In hindsight would you still say those tax cuts were the right thing to do and overall have allowed the country to achieve a higher GDP then it otherwise would without the tax cut?

Personally I don't hold a strong opinion because I know I haven't spent enough time researching it to know.

One thing I do know though is that to come to any sort of a balance budget tax cuts will certainly not be the answer(although the tax code overall could use a significant overhaul) but the country will have to cope with significant cuts to medicaid. Modern medicine has simply got to good at keeping people alive at a very high price and makes the entire model for medicaid not work.
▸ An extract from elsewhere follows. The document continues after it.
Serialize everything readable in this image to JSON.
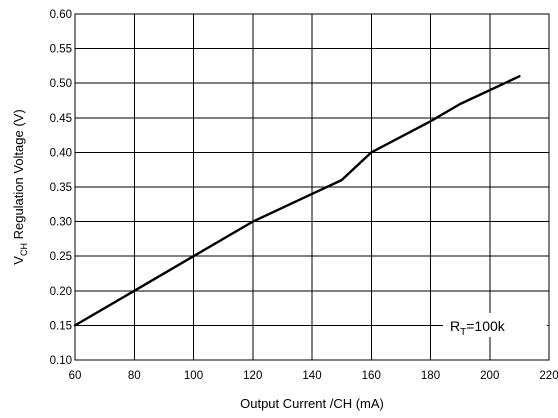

Most people just don't like the idea of letting old people that don't have money die from very treatable causes simply because it's to expensive to pay for. Or people of any age like that. But it might come to that to some extent.

The thing is I bet soon as the government stopped picking up the tab for these expensive treatments that very few old people are paying for cash currently - the prices will suddenly drop!
 
The thing is I bet soon as the government stopped picking up the tab for these expensive treatments that very few old people are paying for cash currently - the prices will suddenly drop!

Give this man a cigar -

Stop all goverment funding / open up the provision of and insurance for and let private companies regulate it.

It'll hurt for a bit but there is money to be made so it'll develop into a competitive and so cheaper market after a period of adjustment, it's the only way and everyone will be better off in the long run.
 
People who blame the war on terror or bush tax cuts simply do not realize how serious of a fuck up the housing bubble was.